Secrets Not Posted: [ 0 - broken links ], [ 0 - not!secrets ], [ 0 - not!fandom ], [ 0 - too big ], [ 0 - repeat ].
Current Secret Submissions Post: here.
Suggestions, comments, and concerns should go here.

Re: Bullies

(Anonymous) 2015-06-27 11:27 pm (UTC)(link)
I bullied for three reasons, depending on the person (listed here from most to least common for me).

One: because I was embarrassed about my disability. I didn't want people to think I was like the other kids in my "special" class who couldn't or wouldn't "pass", so I put them down to try and forget that I was one of them.

Two: because I had anger issues. Sometimes, somebody would just be in my way without meaning to be, or something just wouldn't turn out the way I'd hoped, and I would take it out on people who didn't deserve it.

Three: because I was jealous. I know that's a stereotype, but when somebody was just so much better than me at something, I'd get frustrated and start to hate them, and making them feel bad did make me feel good.

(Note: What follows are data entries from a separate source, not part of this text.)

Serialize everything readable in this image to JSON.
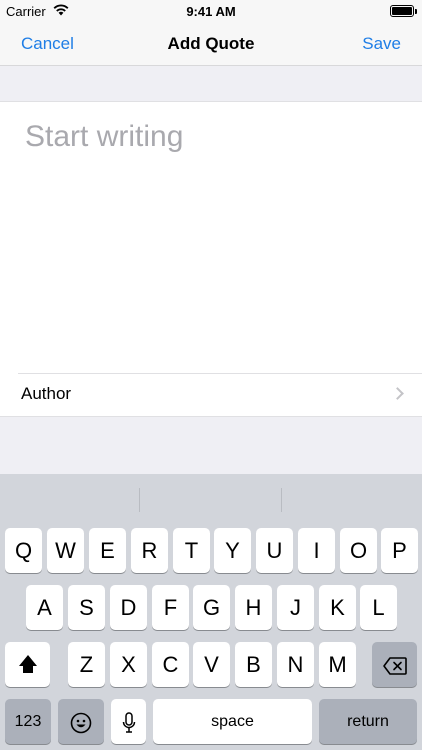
{
  "status_bar": {
    "carrier": "Carrier",
    "time": "9:41 AM",
    "wifi_icon": "wifi-icon",
    "battery_icon": "battery-icon"
  },
  "nav": {
    "cancel_label": "Cancel",
    "title": "Add Quote",
    "save_label": "Save",
    "accent_color": "#1f7ee6"
  },
  "form": {
    "quote_placeholder": "Start writing",
    "quote_value": "",
    "author_label": "Author"
  },
  "keyboard": {
    "row1": [
      "Q",
      "W",
      "E",
      "R",
      "T",
      "Y",
      "U",
      "I",
      "O",
      "P"
    ],
    "row2": [
      "A",
      "S",
      "D",
      "F",
      "G",
      "H",
      "J",
      "K",
      "L"
    ],
    "row3": [
      "Z",
      "X",
      "C",
      "V",
      "B",
      "N",
      "M"
    ],
    "numbers_label": "123",
    "space_label": "space",
    "return_label": "return"
  }
}
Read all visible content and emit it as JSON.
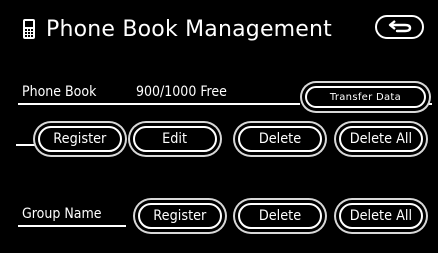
{
  "header": {
    "title": "Phone Book Management",
    "back_icon": "return-arrow-icon",
    "phone_icon": "phone-handset-icon"
  },
  "phone_book": {
    "label": "Phone Book",
    "capacity": "900/1000 Free",
    "transfer_label": "Transfer Data",
    "buttons": [
      "Register",
      "Edit",
      "Delete",
      "Delete All"
    ]
  },
  "group_name": {
    "label": "Group Name",
    "buttons": [
      "Register",
      "Delete",
      "Delete All"
    ]
  },
  "colors": {
    "background": "#000000",
    "foreground": "#ffffff",
    "button_outer": "#d8d8d8"
  }
}
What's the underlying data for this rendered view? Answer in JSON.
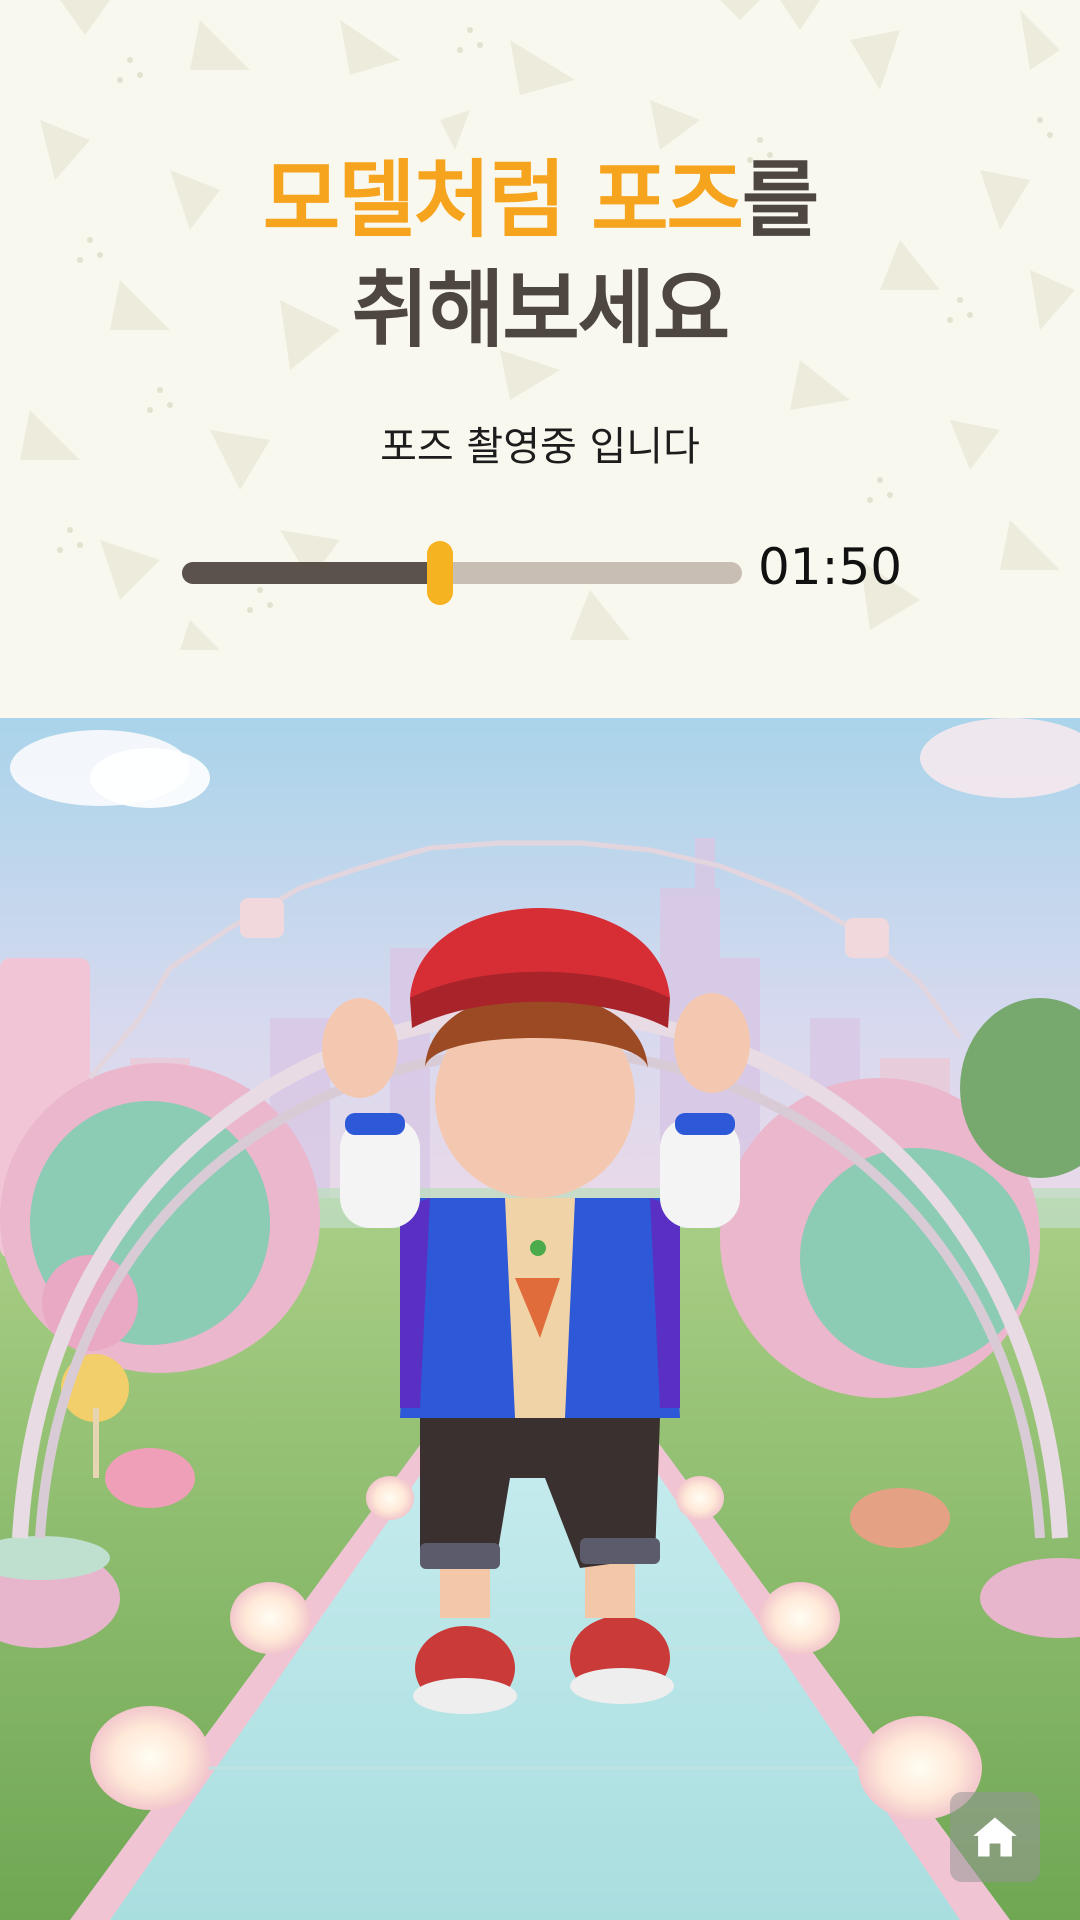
{
  "header": {
    "title_highlight_1": "모델처럼",
    "title_highlight_2": "포즈",
    "title_rest_1": "를",
    "title_line_2": "취해보세요",
    "subtitle": "포즈 촬영중 입니다"
  },
  "progress": {
    "fraction": 0.46,
    "time_label": "01:50"
  },
  "icons": {
    "home": "home-icon"
  },
  "colors": {
    "accent": "#f6a31e",
    "title": "#4e4640",
    "thumb": "#f5b321",
    "track_filled": "#5b524c",
    "track_empty": "#c8beb4",
    "background": "#f9f8ef"
  }
}
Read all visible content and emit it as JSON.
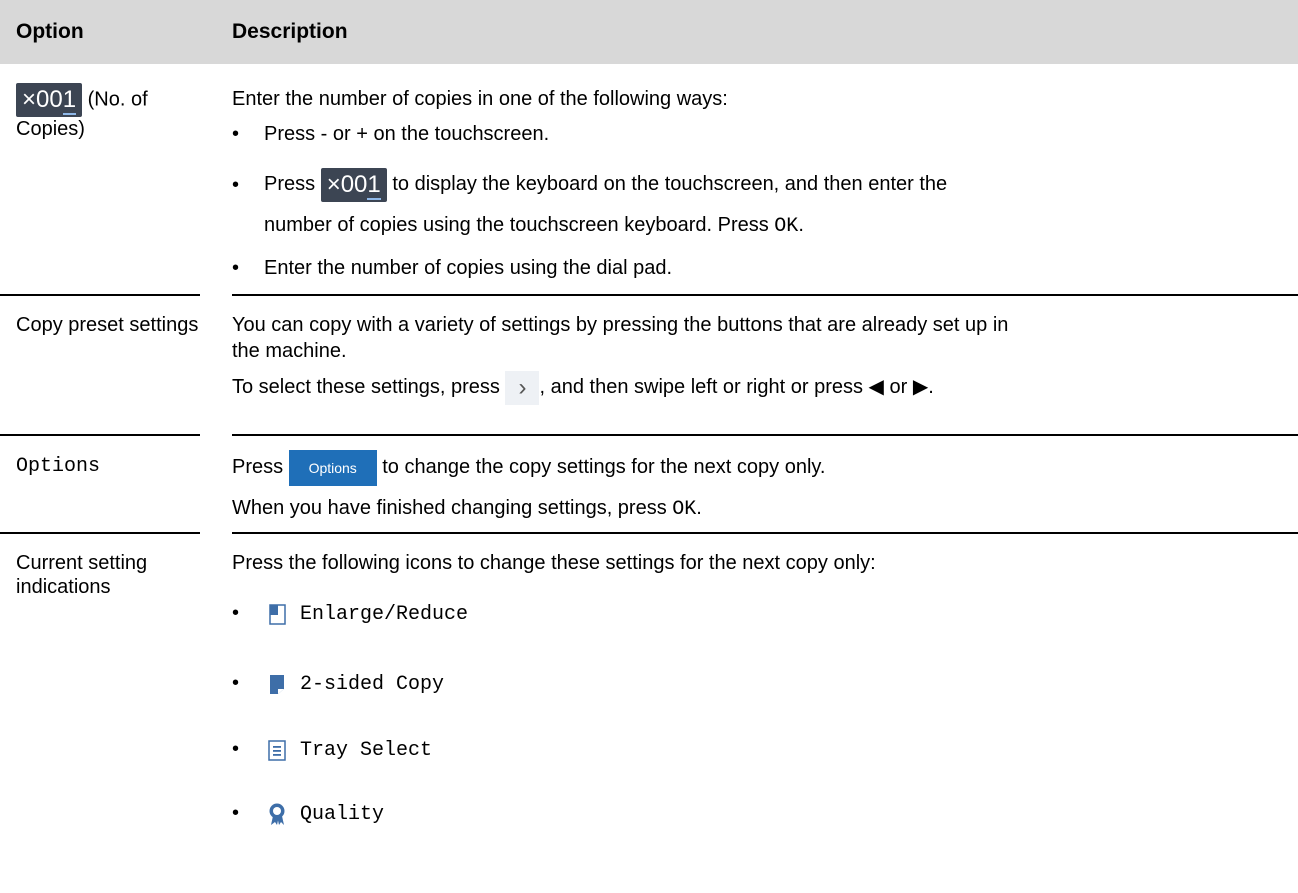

I have not apologized, because I'm not in contact with anyone I knew then and I don't want to be. Plus, all three reasons are still factors in my life, and I worry that if I tried to reach out to the people I can remember bullying, my lingering disgust for them would take over and I'd lash out again. I'm still a jealous, angry, self-loathing ableist. I just try to control it now.